Simply requiring banks to sell shares creates the possibility that they will be bought by companies that don’t necessarily have the interests of the UK retail customer at heart – like hedge funds
This is a clear customer benefit that has come about through collaboration, not competition. But it could be improved. After all, why shouldn’t smaller banks and building societies have direct access to VocaLink? The large bank “sponsorship” is a relic of the clearing-house model that was supposedly ended in 1971. Restrictive practices still live on.
On the face of it, therefore, the regulator’s recommendation that the big banks be forced to sell part of their stake in VocaLink looks attractive. Smaller banks, building societies and credit unions could buy in, widening ownership and creating pressure for reform.
But I fear this is not the aim. If the goal was a collaborative system delivering real benefit to customers, it would be better to make VocaLink a true mutual, open to any financial services provider that needs access to UK payments systems, with equal voting rights for large and small providers. Simply requiring banks to sell shares creates the possibility that they will be bought by companies that don’t necessarily have the interests of the UK retail customer at heart – like hedge funds.
And it is hard to see how turning VocaLink into a for-profit organisation is in the best interests of customers. The report’s assertion that not-for-profits have no incentive to innovate or drive down costs is not supported by evidence. In fact, not-for-profits often have a focus on customer outcome that motivates them to introduce innovative and cost-efficient practices in which for- profits have no interest. Shareholder value is not the only driver of innovation.
It seems that this report, like so many others concerned with the regulation of financial services, is driven by a competitive market ideology – the same ideology that has proven so flawed in practice. There is ample evidence that unfettered competition and unregulated markets do not create stable financial systems.

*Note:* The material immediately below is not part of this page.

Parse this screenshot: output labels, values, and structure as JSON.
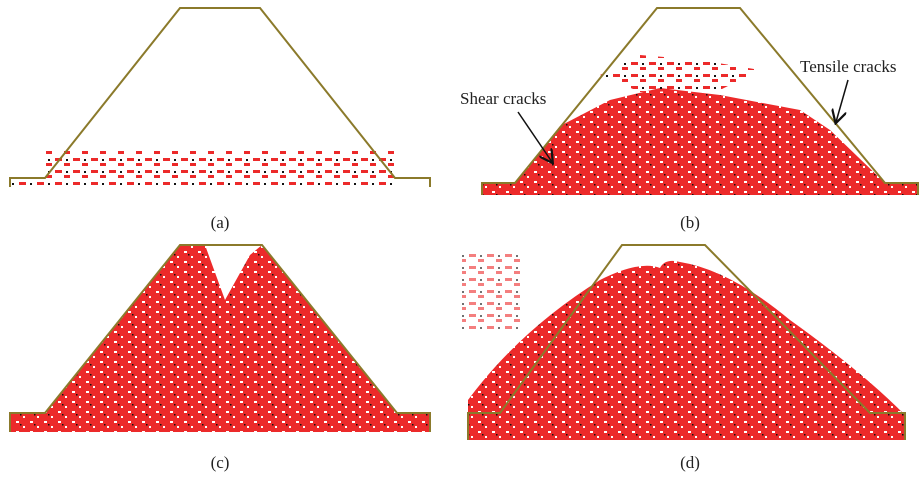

On the contrary: the break-up of the interest rate cartel in 1971 led directly to the Secondary Banking Crisis of 1973-5, which forced the Bank of England to step in and re-regulate (the famous “corset”). I cannot see how deliberately introducing instability into the payments system that is the lifeblood of the UK economy is in customers’ best interests. Better a stable but inefficient system than an “efficient” one prone to crashes.
There has been heavy lobbying by large payment service providers such as Visa and Mastercard to open up UK payment services to competition, not only by forcing UK banks to sell their stakes but also by introducing common standards for messages and a more rigorous competitive tendering process for payment services contracts. But opening up utility providers to international competition seldom creates the thriving ecosystem of small, medium-size and large players, providing diverse and cost-effective solutions, in which competitive market ideologues like to believe.
From a business perspective, the aim of competition is to eliminate competition: unbridled competition therefore tends to end in market concentration, oligopoly and abuse of power. Strong anti-trust regulation such as exists in the US can prevent this, but the UK’s anti- trust regulation leaves much to be desired. So if the recommendations of the Payments Systems Regulator are adopted, I expect to see the UK payments network eventually swallowed up by the giant international providers.
The ideological bias of the Payment Systems Regulator has resulted in a fundamentally flawed report. It should think again.